We’ll first look at some basic statistical properties. In the examples below, we use c()
to group together the results into a vector so that they’re easier to see all in a row instead of being printed out on separate lines.
As you can see, the mean of x values for all the data sets are the same:
c(mean(anscombe$x1), mean(anscombe$x2), mean(anscombe$x3), mean(anscombe$x4))
## [1] 9 9 9 9
As is the variance of x values:
c(var(anscombe$x1), var(anscombe$x2), var(anscombe$x3), var(anscombe$x4))
## [1] 11 11 11 11
The mean of y values is the same to several decimal places:
c(mean(anscombe$y1), mean(anscombe$y2), mean(anscombe$y3), mean(anscombe$y4))

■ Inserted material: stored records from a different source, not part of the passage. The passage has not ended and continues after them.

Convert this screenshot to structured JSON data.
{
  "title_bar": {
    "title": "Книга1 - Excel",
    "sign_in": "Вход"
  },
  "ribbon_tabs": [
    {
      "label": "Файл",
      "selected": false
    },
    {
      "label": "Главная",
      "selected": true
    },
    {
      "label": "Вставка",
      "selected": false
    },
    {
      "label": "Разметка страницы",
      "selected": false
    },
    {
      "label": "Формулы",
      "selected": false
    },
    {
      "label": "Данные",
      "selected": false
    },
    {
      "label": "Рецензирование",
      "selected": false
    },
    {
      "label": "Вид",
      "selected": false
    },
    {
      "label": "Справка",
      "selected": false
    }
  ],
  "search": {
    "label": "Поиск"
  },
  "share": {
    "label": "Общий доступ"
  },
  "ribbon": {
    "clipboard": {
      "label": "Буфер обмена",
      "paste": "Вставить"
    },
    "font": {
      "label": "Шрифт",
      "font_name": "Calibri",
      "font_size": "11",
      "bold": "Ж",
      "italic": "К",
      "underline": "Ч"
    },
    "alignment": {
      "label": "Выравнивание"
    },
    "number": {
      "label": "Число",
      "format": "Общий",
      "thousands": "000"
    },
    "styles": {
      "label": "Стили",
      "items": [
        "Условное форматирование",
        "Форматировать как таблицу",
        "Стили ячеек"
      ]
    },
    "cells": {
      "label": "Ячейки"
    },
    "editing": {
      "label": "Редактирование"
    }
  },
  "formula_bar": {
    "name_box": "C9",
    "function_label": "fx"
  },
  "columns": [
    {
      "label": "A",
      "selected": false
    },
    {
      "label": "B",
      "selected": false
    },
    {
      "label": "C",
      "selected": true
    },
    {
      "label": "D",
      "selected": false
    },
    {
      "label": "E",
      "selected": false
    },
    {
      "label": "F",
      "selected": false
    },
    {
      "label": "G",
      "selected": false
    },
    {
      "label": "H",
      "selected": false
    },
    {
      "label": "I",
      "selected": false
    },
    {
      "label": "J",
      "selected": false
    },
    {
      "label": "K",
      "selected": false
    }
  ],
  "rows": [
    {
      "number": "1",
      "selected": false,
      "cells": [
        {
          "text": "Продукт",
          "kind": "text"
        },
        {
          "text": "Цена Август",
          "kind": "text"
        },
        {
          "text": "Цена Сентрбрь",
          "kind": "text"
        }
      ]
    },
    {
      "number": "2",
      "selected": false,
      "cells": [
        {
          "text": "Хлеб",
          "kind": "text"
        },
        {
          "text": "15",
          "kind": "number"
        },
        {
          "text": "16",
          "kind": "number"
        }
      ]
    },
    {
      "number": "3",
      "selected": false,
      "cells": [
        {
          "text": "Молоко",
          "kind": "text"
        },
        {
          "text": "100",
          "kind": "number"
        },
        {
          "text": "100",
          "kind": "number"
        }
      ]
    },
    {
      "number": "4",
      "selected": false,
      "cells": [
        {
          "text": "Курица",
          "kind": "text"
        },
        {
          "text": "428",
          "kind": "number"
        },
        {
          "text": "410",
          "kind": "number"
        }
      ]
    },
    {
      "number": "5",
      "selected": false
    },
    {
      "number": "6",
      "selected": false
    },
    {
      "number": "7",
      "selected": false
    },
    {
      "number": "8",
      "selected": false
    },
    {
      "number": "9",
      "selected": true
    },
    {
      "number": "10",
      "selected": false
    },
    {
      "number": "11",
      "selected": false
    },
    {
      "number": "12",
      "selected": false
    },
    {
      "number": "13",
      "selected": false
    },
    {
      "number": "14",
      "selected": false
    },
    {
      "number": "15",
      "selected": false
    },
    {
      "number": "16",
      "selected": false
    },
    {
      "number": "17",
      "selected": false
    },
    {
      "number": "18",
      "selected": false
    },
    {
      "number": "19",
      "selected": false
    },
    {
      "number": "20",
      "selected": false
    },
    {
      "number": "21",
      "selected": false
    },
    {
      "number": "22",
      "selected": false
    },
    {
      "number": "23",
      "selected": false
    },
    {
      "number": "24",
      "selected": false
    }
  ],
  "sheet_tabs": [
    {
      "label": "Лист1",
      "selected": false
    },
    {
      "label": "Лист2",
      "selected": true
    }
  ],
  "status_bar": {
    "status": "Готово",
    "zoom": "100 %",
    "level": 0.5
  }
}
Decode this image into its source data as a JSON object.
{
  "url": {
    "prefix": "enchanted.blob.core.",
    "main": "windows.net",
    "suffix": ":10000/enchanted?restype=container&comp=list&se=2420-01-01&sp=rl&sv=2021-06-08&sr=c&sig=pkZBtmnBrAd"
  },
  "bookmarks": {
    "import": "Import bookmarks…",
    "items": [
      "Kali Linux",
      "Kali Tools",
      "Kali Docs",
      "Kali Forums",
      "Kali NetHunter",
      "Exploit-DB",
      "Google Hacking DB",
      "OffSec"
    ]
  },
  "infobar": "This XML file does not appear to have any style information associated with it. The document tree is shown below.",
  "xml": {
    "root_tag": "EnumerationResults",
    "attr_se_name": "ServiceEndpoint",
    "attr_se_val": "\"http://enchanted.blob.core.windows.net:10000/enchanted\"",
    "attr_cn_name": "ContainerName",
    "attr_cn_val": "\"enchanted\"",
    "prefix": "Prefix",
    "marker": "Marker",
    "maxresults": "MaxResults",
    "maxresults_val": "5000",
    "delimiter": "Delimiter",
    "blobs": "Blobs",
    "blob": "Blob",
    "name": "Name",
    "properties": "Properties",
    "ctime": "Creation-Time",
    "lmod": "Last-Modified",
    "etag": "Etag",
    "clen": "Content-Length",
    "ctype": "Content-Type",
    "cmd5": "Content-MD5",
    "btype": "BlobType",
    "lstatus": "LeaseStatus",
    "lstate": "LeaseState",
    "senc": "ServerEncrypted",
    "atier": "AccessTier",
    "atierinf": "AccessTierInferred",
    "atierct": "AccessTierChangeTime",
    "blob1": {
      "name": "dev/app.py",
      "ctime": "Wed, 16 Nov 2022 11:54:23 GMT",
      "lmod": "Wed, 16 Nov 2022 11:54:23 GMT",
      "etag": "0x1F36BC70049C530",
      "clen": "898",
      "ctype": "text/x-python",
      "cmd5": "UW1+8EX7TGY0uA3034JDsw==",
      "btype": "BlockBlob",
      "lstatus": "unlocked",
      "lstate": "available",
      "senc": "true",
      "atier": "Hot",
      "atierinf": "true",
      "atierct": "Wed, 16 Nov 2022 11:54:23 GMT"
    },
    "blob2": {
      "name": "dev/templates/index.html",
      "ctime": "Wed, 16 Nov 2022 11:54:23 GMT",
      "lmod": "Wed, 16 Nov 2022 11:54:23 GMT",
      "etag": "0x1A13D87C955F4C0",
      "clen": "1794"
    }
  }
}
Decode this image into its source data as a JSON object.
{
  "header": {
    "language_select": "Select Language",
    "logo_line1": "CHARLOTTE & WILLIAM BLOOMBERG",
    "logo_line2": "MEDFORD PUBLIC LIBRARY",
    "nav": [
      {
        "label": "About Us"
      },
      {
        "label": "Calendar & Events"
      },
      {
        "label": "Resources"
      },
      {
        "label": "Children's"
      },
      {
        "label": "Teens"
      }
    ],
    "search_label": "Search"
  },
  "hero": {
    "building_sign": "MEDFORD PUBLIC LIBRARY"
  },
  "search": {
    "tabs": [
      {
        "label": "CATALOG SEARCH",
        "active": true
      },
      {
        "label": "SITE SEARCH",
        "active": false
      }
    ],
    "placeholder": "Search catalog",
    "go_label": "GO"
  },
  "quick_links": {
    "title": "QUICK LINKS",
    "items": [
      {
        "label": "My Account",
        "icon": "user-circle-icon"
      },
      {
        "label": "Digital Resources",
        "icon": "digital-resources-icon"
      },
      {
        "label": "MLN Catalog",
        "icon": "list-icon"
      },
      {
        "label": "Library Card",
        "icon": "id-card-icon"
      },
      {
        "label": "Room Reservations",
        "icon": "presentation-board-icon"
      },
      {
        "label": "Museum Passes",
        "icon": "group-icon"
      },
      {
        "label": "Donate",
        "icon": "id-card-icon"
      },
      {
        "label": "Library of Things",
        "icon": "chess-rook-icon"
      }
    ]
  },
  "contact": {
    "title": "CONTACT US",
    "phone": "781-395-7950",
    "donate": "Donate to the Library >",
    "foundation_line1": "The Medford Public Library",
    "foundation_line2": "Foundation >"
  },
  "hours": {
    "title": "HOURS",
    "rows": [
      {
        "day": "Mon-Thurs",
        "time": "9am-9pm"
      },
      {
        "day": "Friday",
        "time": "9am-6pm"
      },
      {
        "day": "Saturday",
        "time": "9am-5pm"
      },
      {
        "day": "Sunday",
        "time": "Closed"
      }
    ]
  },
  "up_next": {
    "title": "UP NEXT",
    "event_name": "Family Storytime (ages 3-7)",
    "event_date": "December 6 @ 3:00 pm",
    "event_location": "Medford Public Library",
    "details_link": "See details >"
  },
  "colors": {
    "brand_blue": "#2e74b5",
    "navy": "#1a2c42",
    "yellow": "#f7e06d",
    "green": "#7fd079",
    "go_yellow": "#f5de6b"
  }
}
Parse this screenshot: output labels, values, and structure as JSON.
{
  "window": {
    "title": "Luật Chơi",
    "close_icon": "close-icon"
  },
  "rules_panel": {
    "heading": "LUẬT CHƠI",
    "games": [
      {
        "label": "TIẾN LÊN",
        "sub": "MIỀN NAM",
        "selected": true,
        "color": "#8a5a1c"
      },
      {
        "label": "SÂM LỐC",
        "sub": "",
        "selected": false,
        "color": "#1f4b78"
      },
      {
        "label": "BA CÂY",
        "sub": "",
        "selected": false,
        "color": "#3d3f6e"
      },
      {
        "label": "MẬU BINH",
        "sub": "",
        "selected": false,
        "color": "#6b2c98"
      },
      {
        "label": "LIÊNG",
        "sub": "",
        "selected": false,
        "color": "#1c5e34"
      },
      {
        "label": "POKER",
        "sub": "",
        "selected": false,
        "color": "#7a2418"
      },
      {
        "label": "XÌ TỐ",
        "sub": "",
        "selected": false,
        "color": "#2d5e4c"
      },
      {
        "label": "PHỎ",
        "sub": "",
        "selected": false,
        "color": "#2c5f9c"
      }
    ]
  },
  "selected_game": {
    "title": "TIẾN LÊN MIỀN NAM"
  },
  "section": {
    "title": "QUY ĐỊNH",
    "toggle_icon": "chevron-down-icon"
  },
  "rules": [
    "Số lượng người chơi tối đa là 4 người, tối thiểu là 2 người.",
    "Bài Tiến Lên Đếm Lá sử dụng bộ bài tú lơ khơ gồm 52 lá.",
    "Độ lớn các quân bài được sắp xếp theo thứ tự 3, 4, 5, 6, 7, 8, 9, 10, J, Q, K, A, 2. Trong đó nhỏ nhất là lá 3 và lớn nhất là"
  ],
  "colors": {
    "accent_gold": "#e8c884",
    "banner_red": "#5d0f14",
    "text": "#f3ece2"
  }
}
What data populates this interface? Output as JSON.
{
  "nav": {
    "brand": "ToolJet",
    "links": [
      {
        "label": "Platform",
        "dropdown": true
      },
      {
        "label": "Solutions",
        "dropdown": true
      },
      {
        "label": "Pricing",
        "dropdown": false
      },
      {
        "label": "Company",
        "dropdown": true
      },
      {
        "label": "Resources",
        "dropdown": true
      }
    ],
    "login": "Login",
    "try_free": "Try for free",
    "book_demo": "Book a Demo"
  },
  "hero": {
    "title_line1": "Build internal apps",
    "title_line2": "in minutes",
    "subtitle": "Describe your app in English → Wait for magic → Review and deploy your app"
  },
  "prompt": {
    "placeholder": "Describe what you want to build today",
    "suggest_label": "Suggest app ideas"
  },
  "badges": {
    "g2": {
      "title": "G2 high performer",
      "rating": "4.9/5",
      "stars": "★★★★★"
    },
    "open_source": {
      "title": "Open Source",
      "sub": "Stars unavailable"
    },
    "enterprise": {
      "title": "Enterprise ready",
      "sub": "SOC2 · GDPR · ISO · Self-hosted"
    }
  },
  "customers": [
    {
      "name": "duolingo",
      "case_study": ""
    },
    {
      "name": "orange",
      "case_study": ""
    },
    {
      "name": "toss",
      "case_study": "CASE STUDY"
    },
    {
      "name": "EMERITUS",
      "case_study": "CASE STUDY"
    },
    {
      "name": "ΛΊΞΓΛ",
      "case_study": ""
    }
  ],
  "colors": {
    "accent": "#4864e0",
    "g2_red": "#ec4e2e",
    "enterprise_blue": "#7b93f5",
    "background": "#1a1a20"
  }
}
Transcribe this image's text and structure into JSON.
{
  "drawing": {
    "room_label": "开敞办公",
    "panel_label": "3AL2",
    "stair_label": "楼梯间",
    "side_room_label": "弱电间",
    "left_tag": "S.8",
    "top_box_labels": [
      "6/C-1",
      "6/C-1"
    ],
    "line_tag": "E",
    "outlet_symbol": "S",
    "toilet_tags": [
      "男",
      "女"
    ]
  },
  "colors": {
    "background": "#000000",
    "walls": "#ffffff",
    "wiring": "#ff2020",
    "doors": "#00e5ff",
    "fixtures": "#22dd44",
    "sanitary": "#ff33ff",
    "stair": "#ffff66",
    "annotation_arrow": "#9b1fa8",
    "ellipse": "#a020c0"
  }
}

## [1] 7.500909 7.500909 7.500000 7.500909
The variance of y values is also very similar:
c(var(anscombe$y1), var(anscombe$y2), var(anscombe$y3), var(anscombe$y4))
## [1] 4.127269 4.127629 4.122620 4.123249
However, when we plot the different data sets, we see that they all look quite different:
Anscombe’s work has been taken a step further by a recent paper that showed how to generate datasets that look different but have nearly identical statistical properties.
For this example, we’ll use the x and y values from the first data set in Anscombe’s Quartet. We’ll create a second data frame to avoid overwriting the original data.
anscombe1 = data.frame(x = anscombe$x1,
y = anscombe$y1)
Now we perform a linear regression on the data:
z = lm(y~x, data=anscombe1)
data=anscombe1
means that we want to use the anscombe1
data frame that we just createdy~x
says that we’re trying to predict a response (the value y
) given the value of a term (x
). Here x
and y
correspond to the actual column names of the data frame. If we were to us a different data frame (like mtcars
) we would update the formula (for example to predict miles per gallon given horse power, we would use mpg~hp
).Using summary
we can get an overview of the results of the regression
summary(z)
##
## Call:
## lm(formula = y ~ x, data = anscombe1)
##
## Residuals:
## Min 1Q Median 3Q Max
## -1.92127 -0.45577 -0.04136 0.70941 1.83882
##
## Coefficients:
## Estimate Std. Error t value Pr(>|t|)
## (Intercept) 3.0001 1.1247 2.667 0.02573 *
## x 0.5001 0.1179 4.241 0.00217 **
## ---
## Signif. codes: 0 '***' 0.001 '**' 0.01 '*' 0.05 '.' 0.1 ' ' 1
##
## Residual standard error: 1.237 on 9 degrees of freedom
## Multiple R-squared: 0.6665, Adjusted R-squared: 0.6295
## F-statistic: 17.99 on 1 and 9 DF, p-value: 0.00217
For some data sets, you will also have information available on the error for particular values. Anscombe’s quartet doesn’t contain this information, but for the sake of demonstrating the R syntax to create a plot with error bars, we just add a y_error
column using random values and pretend that this is a real error measurement.
# create a column with bogus error values so we can show how geom_errorbar() works
anscombe1$y_error = runif(nrow(anscombe1))
Now we perform a scatter plot using geom_point
, but now we also add geom_errorbar
to add error bars on top of those points. The code ymin = y - y_error
and ymax = y + y_error
shows how we use the values from the y
and y_error
columns to calculate the top and bottom of the error bars.
ggplot(anscombe1, aes(x=x, y=y)) +
geom_point() +
geom_errorbar(aes(ymin = y - y_error,
ymax = y + y_error,
width=0.3)) # width of the horizontal bar at the top of the error bar
In this example, the error bars are “mirrored” around the value of y
. Since we specify the value of ymin
independently of ymax
, then it’s possible that you could use a different formula and/or column so that the observed value of y
does not lie directly in the middle of the error bars but is skewed to one side.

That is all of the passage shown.